Abstract
We report that the activity of a rationally engineered protein tyrosine phosphatase (PTP) mutant can be fully rescued by the addition of the biarsenical fluorescein derivative FlAsH, a compound that does not affect the activity of wild-type PTPs.
Small molecules that specifically control protein function are invaluable tools for chemical biology. While many known compounds that act on intracellular proteins are enzyme inhibitors, direct chemical activation of enzymes is also a potentially powerful tool for studying complex processes.1 However, few small-molecule enzyme activators have been identified and most potential target enzymes do not contain known natural allosteric-activation sites.2
Targeted chemical rescue, in which the activity of a mutationally inactivated target is specifically increased by the addition of a small molecule, presents an attractive strategy for circumventing the lack of known enzyme-activation sites. Unfortunately, examples of biologically useful chemical rescue are rare, as the prerequisites for rescue that works in a cellular environment—an inactivating mutation that can be overcome by a small molecule, in addition to an activating compound that is cell permeable and not generally toxic at the active concentrations—are difficult to obtain. Nevertheless, a few demonstrations of the utility of enzyme-activity rescue in chemical biology are known.1 In one important example, Cole and co-workers have shown that an inactivated form of Src tyrosine kinase can be turned on in living cells by the addition of imidazole, which complements an active-site “hole” in the mutated target kinase.3
Protein tyrosine phosphatases (PTPs) are a large and important class of signaling enzymes that catalyze the dephosphorylation of phosphotyrosine in protein substrates.4 Mammalian cells ubiquitously use tyrosine phosphorylation as a key regulatory element, and improperly regulated PTP activity has been implicated in a range of human diseases including leukemia, solid-tumor cancers, diabetes, and several autoimmune disorders.5 Moreover, a number of PTPs are tumor-suppressor proteins,5 making this superfamily particularly attractive for targeted enzyme-activation strategies: compounds that can activate specific PTPs in a cellular context could represent important tools for investigating the mechanisms of tumor suppression in engineered models of oncogenesis. However, no stratgies for specifically “turning on” a target PTP are known.

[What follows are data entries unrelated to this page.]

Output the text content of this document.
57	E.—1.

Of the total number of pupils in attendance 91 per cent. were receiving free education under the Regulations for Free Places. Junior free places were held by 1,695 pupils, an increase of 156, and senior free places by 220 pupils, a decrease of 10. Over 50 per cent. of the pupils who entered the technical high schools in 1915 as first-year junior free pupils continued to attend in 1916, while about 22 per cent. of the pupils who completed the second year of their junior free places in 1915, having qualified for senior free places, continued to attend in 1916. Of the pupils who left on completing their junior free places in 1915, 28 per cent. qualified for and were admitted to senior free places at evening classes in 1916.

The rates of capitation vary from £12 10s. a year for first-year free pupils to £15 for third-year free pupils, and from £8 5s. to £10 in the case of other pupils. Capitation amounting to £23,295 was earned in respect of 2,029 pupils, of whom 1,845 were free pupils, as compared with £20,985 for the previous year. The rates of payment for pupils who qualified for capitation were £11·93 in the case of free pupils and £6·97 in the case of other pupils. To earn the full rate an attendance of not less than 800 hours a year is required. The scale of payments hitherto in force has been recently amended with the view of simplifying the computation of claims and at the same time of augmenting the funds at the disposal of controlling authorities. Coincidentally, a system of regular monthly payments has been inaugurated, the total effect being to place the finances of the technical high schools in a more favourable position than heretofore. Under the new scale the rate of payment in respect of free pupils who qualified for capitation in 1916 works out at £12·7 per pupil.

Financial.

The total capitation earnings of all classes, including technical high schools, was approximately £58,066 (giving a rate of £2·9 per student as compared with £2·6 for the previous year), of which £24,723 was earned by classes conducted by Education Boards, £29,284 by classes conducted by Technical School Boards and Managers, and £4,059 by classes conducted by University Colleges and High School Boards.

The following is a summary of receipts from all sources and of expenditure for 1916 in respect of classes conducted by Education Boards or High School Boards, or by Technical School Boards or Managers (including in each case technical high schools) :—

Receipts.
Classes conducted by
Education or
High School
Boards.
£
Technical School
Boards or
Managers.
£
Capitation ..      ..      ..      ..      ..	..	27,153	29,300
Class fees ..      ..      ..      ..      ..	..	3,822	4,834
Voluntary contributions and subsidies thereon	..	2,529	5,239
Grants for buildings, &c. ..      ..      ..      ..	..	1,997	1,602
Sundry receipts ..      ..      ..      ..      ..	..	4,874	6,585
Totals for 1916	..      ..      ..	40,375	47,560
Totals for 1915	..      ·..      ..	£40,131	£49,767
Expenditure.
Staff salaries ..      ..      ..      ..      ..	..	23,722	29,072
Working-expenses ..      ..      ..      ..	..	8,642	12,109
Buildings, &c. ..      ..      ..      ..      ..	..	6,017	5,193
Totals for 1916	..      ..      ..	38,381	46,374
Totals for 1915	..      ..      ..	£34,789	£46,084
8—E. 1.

We have recently shown that a catalytically critical loop of the PTP domain (the “WPD loop”) can be engineered to contain cysteine-rich elements that bind the biarsenical reagent FlAsH6 (Fig. 1A).7 This approach has lead to the identification of several engineered PTPs that are strongly inhibited by FlAsH, a cell-permeable small molecule that does not affect the activity of wild-type PTPs.8 There is, however, nothing inherently inhibitory about the action of FlAsH on engineered enzymes—it could, in principle, be used to stabilize either an active or inactive conformation, and it has been previously shown that FlAsH can activate an engineered antibiotic-resistance enzyme.9 Here we show that targeting of FlAsH to the WPD-loop can be used to potently and specifically turn on the activity of a biologically important tyrosine phosphatase, PTP-PEST.
Fig. 1.
Engineering a FlAsH-activatable mutant of PTP-PEST. (A) Chemical structure of FlAsH. (B) Amino acid sequences of the WPD-loop regions of wild-type (WT) PEST and the FlAsH-activatable PEST mutant PEST-CC-204.
PEST is a wide-ranging and ubiquitously expressed signaling molecule, which is involved in the regulation of osteoclast activation,10 cell motility and adhesion,11 the immune response,12 and apoptosis.13 To engineer a potentially FlAsH-activatable form of PEST, we identified the PEST WPD loop from PTP primary sequences alignments4 (no crystal structure of PEST has been reported), and we introduced a series of cysteine mutations and small cysteine-containing insertions at various points in the loop (Supplementary Fig. 1). (Previous data from our lab14 and others15 have established that the presence of an entire canonical CCXXCC sequence is not always required for a protein to bind FlAsH.) Most of the cysteine-enriched WPD-loop mutants demonstrated no novel sensitivity to FlAsH, the exception being PEST-CC-204, which differs from the wild-type enzyme only by the insertion of a two-cysteine unit immediately following the second conserved proline of the WPD loop (Fig. 1B).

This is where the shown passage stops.